Maddie smiled broadly at that. “So you didn’t love her anymore?”

“Not much.”

“But you haven’t told me how she caused you to join the army.”

“After she left Warbrooke I heard the men talking about how my father fished his Montgomery brats out of the sea. I bet my mother wished that were true. She had a difficult time delivering the last child. Anyway, when I saw my life all laid out for me, I realized I didn’t want that life. I didn’t want to be eighty and still planning how I was going to get away from the responsibilities of the business. I could have climbed aboard any of our ships and gone around the world, but I decided I wanted to see the desert, and also I was sick of responsibility. I wanted to be one of the crew, not one of the bosses. I wanted to know what it felt like, that if things went wrong, it wasn’t my fault. So I joined the army as a private and applied for the western campaign.”

“And they sent you where you wanted to go?”

“It wasn’t so difficult. All I had to do was demonstrate that I could ride a horse.”

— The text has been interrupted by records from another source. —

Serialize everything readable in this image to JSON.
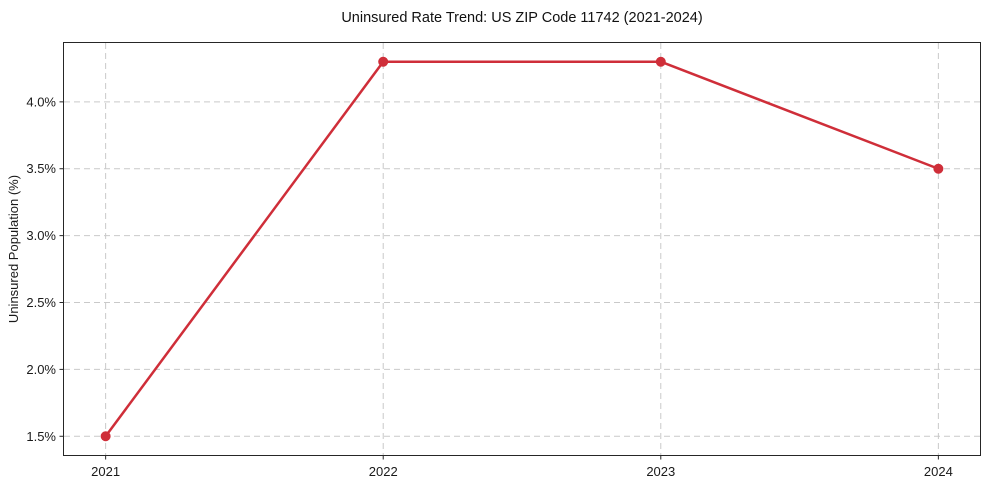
{
  "chart_data": {
    "type": "line",
    "title": "Uninsured Rate Trend: US ZIP Code 11742 (2021-2024)",
    "xlabel": "",
    "ylabel": "Uninsured Population (%)",
    "x": [
      2021,
      2022,
      2023,
      2024
    ],
    "values": [
      1.5,
      4.3,
      4.3,
      3.5
    ],
    "series_name": "Uninsured rate",
    "xticks": {
      "values": [
        2021,
        2022,
        2023,
        2024
      ],
      "labels": [
        "2021",
        "2022",
        "2023",
        "2024"
      ]
    },
    "yticks": {
      "values": [
        1.5,
        2.0,
        2.5,
        3.0,
        3.5,
        4.0
      ],
      "labels": [
        "1.5%",
        "2.0%",
        "2.5%",
        "3.0%",
        "3.5%",
        "4.0%"
      ]
    },
    "xlim": [
      2020.85,
      2024.15
    ],
    "ylim": [
      1.36,
      4.44
    ],
    "grid": true,
    "legend": "none",
    "marker": "circle",
    "colors": {
      "line": "#cf2e39",
      "marker": "#cf2e39",
      "grid": "#c9c9c9",
      "spine": "#262626",
      "text": "#1a1a1a",
      "background": "#ffffff"
    }
  }
}
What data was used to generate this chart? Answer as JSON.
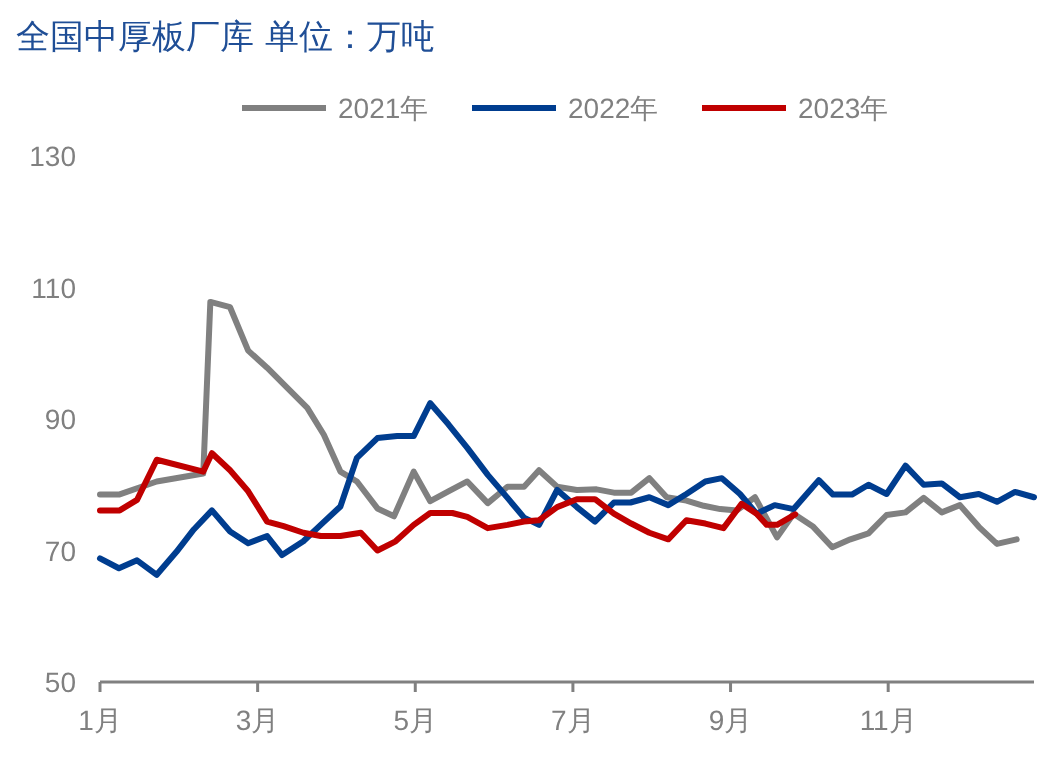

“And to think: Toby said that he had been hired by your father because you weren’t interested in women.”

“Toby doesn’t know all there is to know about me. He complained that I wasn’t interested in the women available to soldiers. The forts are surrounded by places called ‘hog ranches.’ They’re named for the women who inhabit them and the women in them are as clean as their name implies. Everywhere in the army the men are dying of the pox. The only other white women a man sees are those brought in from the East, and they’re either the wives or daughters of the officers. You get into trouble with one of them and all kinds of awful things can happen.”

“But Toby said you weren’t interested in the women he introduced you to.”

“The first woman he ‘introduced’ me to in a little town outside Warbrooke was named Bathless McDonald.”

“Bathless? What an odd name. It sounds as though she’s never had…”

“She hadn’t. She bragged about never having had a bath in her life. She was quite pretty, but when she started sticking parts of her body in my mouth, I…ah, well, anyway, I found the experience less than enjoyable. I tried to explain to both my father and Toby, but both of them thought I was too finicky.”

“Are you? Finicky, I mean?”

“Very. I want only the best. The very, very best.” He tightened his arms around her and put his face in her neck.

“Are you ready to go to sleep?” he asked after a while.

She didn’t nod or give him any signal that she wanted to sleep, but her body was pliant as he lowered her to the cold, hard ground and wrapped her snugly in his arms. Maddie was far from asleep. She was thinking about the time she’d known him. Only a short time, but it seemed like a lifetime.

She turned a bit in his arms so that she could look at him, look at the way the firelight played on his cheekbones. She thought he was asleep, so she brought her free hand up to touch his lower lip. He didn’t open his eyes.

“I am beginning to love you, you know that, don’t you?” she whispered.

“Yes.”

“You are beginning to take up as much of my thoughts as my music does.”

He didn’t say a word, but she thought he smiled a bit. “Not many men love their rivals.”

She wanted to ask him what he felt about her, but she was afraid of the answer. How could she love someone, especially someone like him? He was a man who needed freedom, a man who had no connections with the music world.

“When do you get out of the army?”

“Next year.”

“And what will you do?”

“Go home to Warbrooke. My father needs me.”

She sighed. And I shall go to Paris or Vienna or Florence, wherever people want to hear me sing. “Good night, my captain,” she said, and closed her eyes.

’Ring opened his eyes and looked at her for a long while before falling asleep. It seemed the most natural thing in the world to be holding her. He’d wanted to since he’d first seen her. Making love to her could wait until she was sure about him, as sure about him as he was about her.

By the end of the second day it seemed almost natural to Maddie that she should be chained to this man. They learned how to move together, how to give each other privacy when needed, how to talk and how to be silent.

’Ring’s stories of his family had awakened Maddie’s curiosity, and she began to ask him all about himself, about Warbrooke and the inhabitants. He told outrageous stories about his cousins the Taggerts, who, along with the Montgomerys, seemed to make up most of the town.